Ci sono alcuni sportivi, nella fattispecie calciatori, che rinunciano allo status di “leggenda” perpetuando la loro voglia smisurata di giocare a calcio per prolungare quello che di fatto è un infinito atto d’amore, letteralmente degli “highlander” che rifiutano fieramente di appendere le proverbiali scarpette al chiodo continuando a vivere la magia del calcio. Tra questi c’è sicuramente Rivaldo che alla tenera età di 43 anni solca ancora il rettangolo verde come se fosse un ragazzino, giocando addirittura insieme al figlio 20enne.

Sì, è tutto vero e sta succedendo in Brasile e precisamente nel club paulista del Mogi Mirim, società della seconda divisione brasiliana il cui presidente è proprio il campione Rivaldo che non più tardi di un mese fa, in seguito a una lunga degenza dopo un infortunio, ha deciso di tornare in campo per aiutare il suo club a non retrocedere. Nell’ultima giornata di campionato contro il Macaè vinta per 3-1 Rivaldo e Rivaldinho, padre e figlio, sono anche riusciti ad andare a segno insieme. L’ex campione del mondo con la Seleção, giocatore di Barcellona e Milan ha replicato al gol del figlio siglato qualche minuto prima. Poi è di nuovo toccato al figlio completare la staffetta familiare del gol.

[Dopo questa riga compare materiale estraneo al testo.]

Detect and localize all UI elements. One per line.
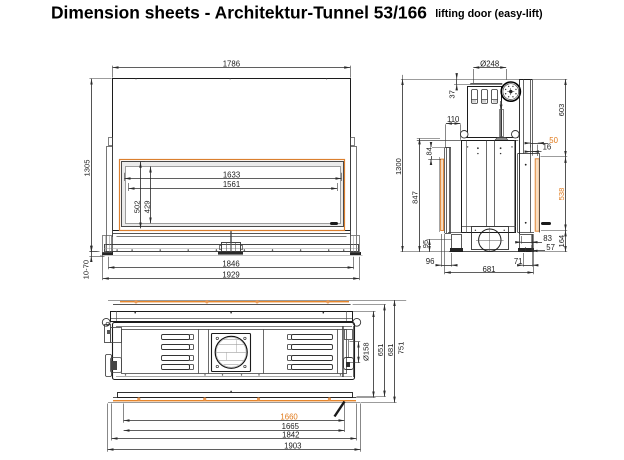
svg-text:164: 164 xyxy=(557,235,566,248)
svg-text:1842: 1842 xyxy=(282,431,299,440)
svg-text:71: 71 xyxy=(514,257,523,266)
svg-text:1903: 1903 xyxy=(284,442,301,451)
svg-text:110: 110 xyxy=(447,115,460,124)
svg-text:1305: 1305 xyxy=(82,160,91,177)
svg-text:1633: 1633 xyxy=(223,170,240,179)
svg-text:Ø248: Ø248 xyxy=(480,59,499,68)
svg-text:847: 847 xyxy=(411,191,420,204)
svg-text:84: 84 xyxy=(425,147,434,155)
svg-text:1846: 1846 xyxy=(222,260,239,269)
svg-text:1660: 1660 xyxy=(280,413,298,422)
svg-text:lifting door (easy-lift): lifting door (easy-lift) xyxy=(435,8,543,20)
svg-text:538: 538 xyxy=(557,188,566,201)
svg-text:57: 57 xyxy=(546,243,555,252)
svg-text:751: 751 xyxy=(396,342,405,355)
svg-text:1929: 1929 xyxy=(222,270,239,279)
svg-text:502: 502 xyxy=(132,201,141,214)
svg-text:681: 681 xyxy=(386,344,395,357)
svg-text:Ø158: Ø158 xyxy=(361,342,370,361)
svg-text:603: 603 xyxy=(557,104,566,117)
svg-text:37: 37 xyxy=(448,90,457,98)
svg-text:83: 83 xyxy=(543,234,552,243)
svg-text:95: 95 xyxy=(421,240,430,248)
svg-text:16: 16 xyxy=(543,142,552,151)
svg-text:1561: 1561 xyxy=(223,180,240,189)
svg-text:1786: 1786 xyxy=(223,59,240,68)
svg-text:Dimension sheets - Architektur: Dimension sheets - Architektur-Tunnel 53… xyxy=(51,2,427,22)
svg-text:1300: 1300 xyxy=(394,158,403,175)
svg-text:429: 429 xyxy=(142,201,151,214)
svg-text:651: 651 xyxy=(376,344,385,357)
svg-text:681: 681 xyxy=(482,265,495,274)
svg-text:10-70: 10-70 xyxy=(81,260,90,279)
svg-text:96: 96 xyxy=(426,257,435,266)
svg-text:1665: 1665 xyxy=(282,422,300,431)
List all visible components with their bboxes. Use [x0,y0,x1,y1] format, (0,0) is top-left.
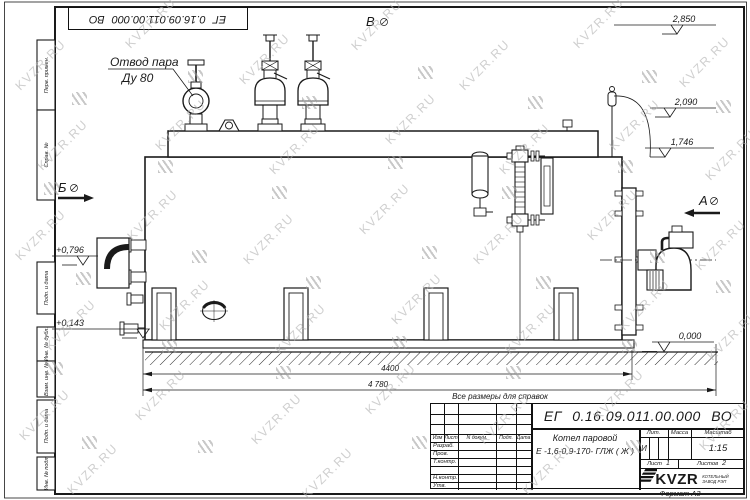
margin-label-inv-podl: Инв. № подл. [44,456,50,490]
tb-mass-label: Масса [668,428,691,437]
top-left-doc-number-stamp: ЕГ 0.16.09.011.00.000 ВО [68,7,248,30]
tb-col-list: Лист [444,434,458,442]
tb-scale-value: 1:15 [691,437,745,459]
dim-4400-label: 4400 [381,364,399,373]
tb-logo-subtext: КОТЕЛЬНЫЙ ЗАВОД РЭП [702,474,728,485]
dim-4780-label: 4 780 [368,380,389,389]
margin-label-inv-dubl: Инв. № дубл. [44,327,50,361]
steam-outlet-text-2: Ду 80 [120,71,154,85]
margin-label-vzam-inv: Взам. инв. № [44,362,50,396]
steam-outlet-valve [183,60,209,131]
tb-sheet-cell: Лист 1 [639,459,678,468]
level-0796: +0,796 [52,245,98,265]
tb-line [431,424,531,425]
tb-line [658,437,659,459]
level-0000: 0,000 [642,331,714,352]
margin-label-sprav-no: Справ. № [44,142,50,167]
level-1746-label: 1,746 [671,137,694,147]
lifting-lug [219,120,239,131]
tb-row-nkontr: Н.контр. [433,474,459,482]
level-2090-label: 2,090 [674,97,698,107]
tb-row-razrab: Разраб. [433,442,459,450]
tb-col-sign: Подп. [496,434,516,442]
steam-outlet-label: Отвод пара Ду 80 [108,55,193,96]
level-2850-label: 2,850 [672,14,696,24]
tb-sheet-value: 1 [666,460,670,467]
tb-name-line2: Е -1,6-0,9-170- ГЛЖ ( Ж ) [531,444,639,457]
margin-label-podp-i-data-2: Подп. и дата [44,409,50,443]
tb-sheets-value: 2 [722,460,726,467]
tb-line [516,404,517,490]
level-1746: 1,746 [645,137,714,157]
tb-row-prov: Пров. [433,450,459,458]
tb-sheets-label: Листов [697,461,718,467]
tb-name-line1: Котел паровой [531,431,639,444]
safety-valve-1 [255,35,287,131]
tb-sheets-cell: Листов 2 [678,459,745,468]
format-label: Формат А3 [600,488,750,499]
margin-label-podp-i-data-1: Подп. и дата [44,271,50,305]
safety-valve-2 [298,35,330,131]
tb-row-utv: Утв. [433,482,459,490]
steam-outlet-text-1: Отвод пара [110,55,179,69]
title-block: ЕГ 0.16.09.011.00.000 ВО Котел паровой Е… [430,403,744,489]
margin-label-perv-primen: Перв. примен. [44,57,50,94]
tb-lit-label: Лит. [639,428,668,437]
tb-logo-cell: KVZR КОТЕЛЬНЫЙ ЗАВОД РЭП [639,468,745,490]
level-0000-label: 0,000 [679,331,702,341]
tb-col-date: Дата [516,434,531,442]
level-2090: 2,090 [650,97,716,117]
tb-line [431,414,531,415]
tb-lit-value: И [639,437,649,459]
kvzr-coil-icon [639,468,657,483]
left-smokebox-fittings [97,238,146,335]
reference-note: Все размеры для справок [452,392,549,401]
tb-sheet-label: Лист [647,461,662,467]
drawing-sheet: Перв. примен. Справ. № Подп. и дата Инв.… [0,0,750,500]
level-0796-label: +0,796 [56,245,84,255]
tb-doc-number: ЕГ 0.16.09.011.00.000 ВО [531,404,745,428]
tb-scale-label: Масштаб [691,428,745,437]
tb-row-tkontr: Т.контр. [433,458,459,466]
tb-logo-sub2: ЗАВОД РЭП [702,479,728,484]
level-2850: 2,850 [614,14,716,34]
tb-logo-text: KVZR [655,471,698,488]
view-b-label: Б [58,180,67,195]
tb-col-doc: N докум. [458,434,496,442]
view-v-label: В [366,14,375,29]
tb-line [431,466,531,467]
tb-col-izm: Изм [431,434,444,442]
top-left-doc-number-text: ЕГ 0.16.09.011.00.000 ВО [89,13,226,25]
tb-line [496,404,497,490]
level-0143-label: +0,143 [56,318,84,328]
view-a-label: А [698,193,708,208]
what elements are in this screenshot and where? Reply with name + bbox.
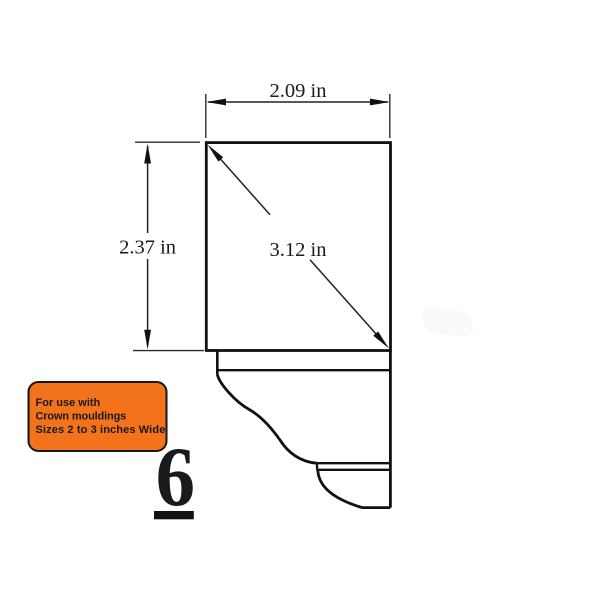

Alla stampa brasiliana Rivaldo ha rivelato con ammirevole trasporto: “È un premio molto importante nella mia vita. È bello, dopo 15 mesi di stop, tornare e giocare ancora con mio figlio, in più facendo gol entrambi. Ho sentito di padre e figlio giocare insieme, ma è certamente la prima volta che vanno a segno in una partita ufficiale. Sono felice di essere in grado di vedere il mio nome al fianco di quello di mio figlio, nel tabellino dei marcatori“. Grande l’emozione anche da parte di Rivaldinho: “Pochi hanno la mia fortuna, quella di avere un campione del mondo in casa. Ringrazio Dio per tutto questo e per avere lui come padre, è una persona che mi dà ispirazione e forza nei momenti difficili. So solo io cosa ho vissuto in questi ultimi mesi eppure mio padre non mi ha mai fatto mancare l’appoggio“.